Wiggins plans to return to the track for the 2016 Rio de Janeiro Olympics and vowed this would be his last Road World Championships and he signed off with victory. The quest had begun nine years earlier, and several hundred kilometres to the south, when Wiggins’ seventh place in the Madrid World’s gave an early glimpse of his international potential on the road. In subsequent years, two of the men who finished in front of him, Alexander Vinokourov and Andrey Kashechkin, tested positive for blood doping and a third, Rubén Plaza, was implicated in the Operacion Puerto blood bags scandal. That simultaneously bred an awareness of what he could do on a level playing field and simmering anger that he might be deprived by dopers.

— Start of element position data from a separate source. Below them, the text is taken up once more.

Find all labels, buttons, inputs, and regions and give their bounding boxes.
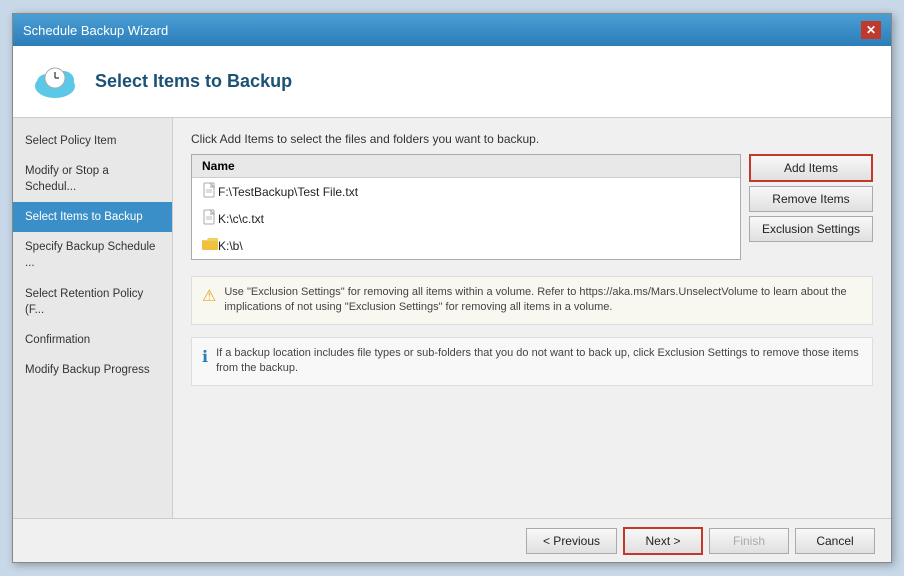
finish-button[interactable]: Finish (709, 528, 789, 554)
file-list-wrapper: Name F:\TestBackup\Test File.txt K:\c\c.t… (191, 154, 741, 268)
warning-icon: ⚠ (202, 286, 216, 308)
file-name: K:\b\ (218, 239, 243, 253)
cancel-button[interactable]: Cancel (795, 528, 875, 554)
sidebar: Select Policy ItemModify or Stop a Sched… (13, 118, 173, 518)
main-window: Schedule Backup Wizard ✕ Select Items to… (12, 13, 892, 563)
file-name: K:\c\c.txt (218, 212, 264, 226)
footer: < Previous Next > Finish Cancel (13, 518, 891, 562)
info-icon: ℹ (202, 347, 208, 369)
warning-box: ⚠ Use "Exclusion Settings" for removing … (191, 276, 873, 325)
sidebar-item[interactable]: Select Retention Policy (F... (13, 279, 172, 325)
next-button[interactable]: Next > (623, 527, 703, 555)
info-box: ℹ If a backup location includes file typ… (191, 337, 873, 386)
page-title: Select Items to Backup (95, 71, 292, 92)
add-items-button[interactable]: Add Items (749, 154, 873, 182)
file-list[interactable]: Name F:\TestBackup\Test File.txt K:\c\c.t… (191, 154, 741, 260)
wizard-icon (29, 56, 81, 108)
file-list-header: Name (192, 155, 740, 178)
sidebar-item[interactable]: Confirmation (13, 325, 172, 355)
action-buttons: Add Items Remove Items Exclusion Setting… (749, 154, 873, 242)
instruction-text: Click Add Items to select the files and … (191, 132, 873, 146)
sidebar-item[interactable]: Specify Backup Schedule ... (13, 232, 172, 278)
remove-items-button[interactable]: Remove Items (749, 186, 873, 212)
folder-icon (202, 236, 218, 255)
title-bar: Schedule Backup Wizard ✕ (13, 14, 891, 46)
sidebar-item[interactable]: Modify or Stop a Schedul... (13, 156, 172, 202)
sidebar-item[interactable]: Modify Backup Progress (13, 355, 172, 385)
close-button[interactable]: ✕ (861, 21, 881, 39)
content-area: Select Policy ItemModify or Stop a Sched… (13, 118, 891, 518)
exclusion-settings-button[interactable]: Exclusion Settings (749, 216, 873, 242)
file-area: Name F:\TestBackup\Test File.txt K:\c\c.t… (191, 154, 873, 268)
info-text: If a backup location includes file types… (216, 346, 862, 377)
file-icon (202, 209, 218, 228)
sidebar-item[interactable]: Select Policy Item (13, 126, 172, 156)
header: Select Items to Backup (13, 46, 891, 118)
warning-text: Use "Exclusion Settings" for removing al… (224, 285, 862, 316)
file-icon (202, 182, 218, 201)
list-item[interactable]: F:\TestBackup\Test File.txt (192, 178, 740, 205)
previous-button[interactable]: < Previous (526, 528, 617, 554)
main-panel: Click Add Items to select the files and … (173, 118, 891, 518)
window-title: Schedule Backup Wizard (23, 23, 168, 38)
sidebar-item[interactable]: Select Items to Backup (13, 202, 172, 232)
list-item[interactable]: K:\b\ (192, 232, 740, 259)
file-name: F:\TestBackup\Test File.txt (218, 185, 358, 199)
list-item[interactable]: K:\c\c.txt (192, 205, 740, 232)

Wiggins was second to Martin in 2011 and 2013, but overturned the German in winning the Olympic title at Hampton Court in 2012. There have been other frustrations, but not in 2011 and 2013 when he took silver medals behind Martin. Wiggins has tended to accept defeat if it comes after he has had what he terms “an open road”, but in 2009, the year of his breakthrough in the Tour de France, he was hotly fancied for a medal in Mendrisio but had mechanical trouble and a slow wheel change on the final lap and bunged his bike off the road in a fit of temper which has become a YouTube classic.
The 34-year-old Londoner was second to Martin at the first time-check, but then moved ahead by two seconds and then by more than nine seconds at the third time-check. Each of the defining Wiggo moments has been greeted with a unique coda, the blend of irony and understatement which is his own, and which makes him both loved and loathed by hardcore fans. In Paris in late July 2012, it was a warning to British fans not to get too drunk on the way home; in London a couple of weeks later, the double V sign on the golden time trial throne. Here, he was asked what had been the first thought on his mind when he woke up on Wednesday morning, and replied that he had needed a pee. The context changes, the quips vary, the end is approaching, but Wiggins marches on.

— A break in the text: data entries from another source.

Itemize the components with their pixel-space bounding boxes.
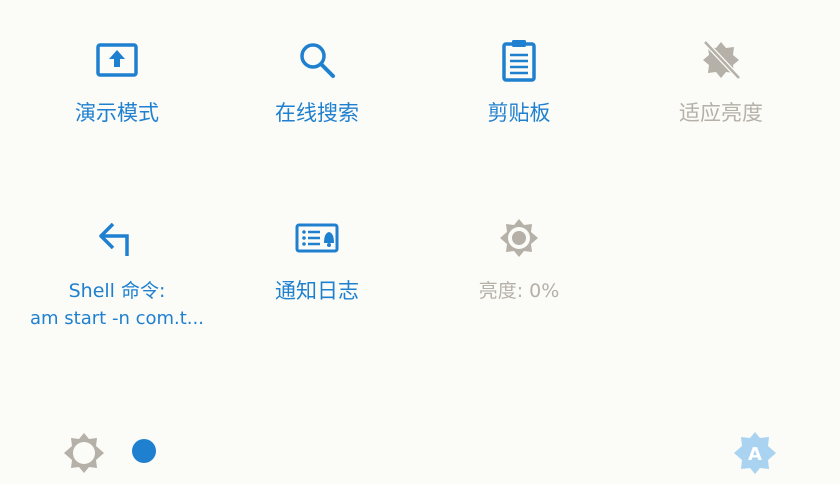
auto-brightness-label: A (748, 444, 762, 465)
auto-brightness-icon: A (734, 432, 776, 474)
search-icon (293, 36, 341, 84)
tile-shell-command[interactable]: Shell 命令: am start -n com.t... (12, 214, 222, 331)
tile-label: Shell 命令: (68, 280, 166, 302)
notification-log-icon (293, 214, 341, 262)
tile-brightness[interactable]: 亮度: 0% (414, 214, 624, 304)
brightness-low-icon (62, 431, 106, 479)
clipboard-icon (495, 36, 543, 84)
tile-label: 在线搜索 (275, 101, 359, 125)
tile-label: 剪贴板 (487, 101, 551, 125)
tile-label: 演示模式 (75, 101, 159, 125)
brightness-icon (495, 214, 543, 262)
auto-brightness-button[interactable]: A (732, 430, 778, 480)
tile-label: 亮度: 0% (478, 280, 560, 302)
tile-clipboard[interactable]: 剪贴板 (414, 36, 624, 126)
tile-label: 适应亮度 (679, 101, 763, 125)
adaptive-brightness-off-icon (697, 36, 745, 84)
back-arrow-icon (93, 214, 141, 262)
tile-presentation-mode[interactable]: 演示模式 (12, 36, 222, 126)
tile-label: 通知日志 (275, 279, 359, 303)
brightness-slider-thumb[interactable] (132, 439, 156, 463)
tile-sublabel: am start -n com.t... (30, 308, 204, 329)
tile-notification-log[interactable]: 通知日志 (212, 214, 422, 304)
tile-adaptive-brightness[interactable]: 适应亮度 (616, 36, 826, 126)
presentation-icon (93, 36, 141, 84)
tile-online-search[interactable]: 在线搜索 (212, 36, 422, 126)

Wiggins crossed the line well clear of the rest of the field and with Martin the only man remaining on the course and the only man who could beat him.
Wiggins fell on his back on the ground in exhaustion, eventually raising his thumb in celebration when Martin crossed the line and victory was confirmed.
“I paced it perfectly,” Wiggins said. “I still had gas in the final. Even on the last descent, I knew I was ahead, but I was pushing all the way.
“I don’t know what to say. I knew coming into it that I had the legs. Once I saw the course I knew if I was ever going to beat Tony it would be here.”
Boardman won the first time-trial title in 1994, but Britain has had to settle for minor podium places since.
Wiggins has had a challenging year, missing out on Team Sky selection for the Tour de France, which began in Yorkshire, despite having placed an impressive ninth in Paris-Roubaix in April and winning the Tour of California in May.
He refocused for the team pursuit at Glasgow 2014, but England had to settle for silver behind the Australian quartet.
Wiggins has also announced his intention to ride for the Hour Record in 2015. “That’s the next thing now,” he said. “Just to add the world title to the British title and the Olympic title, I’ve got the set.
“Very good. Along with the pursuit world titles it’s fantastic.”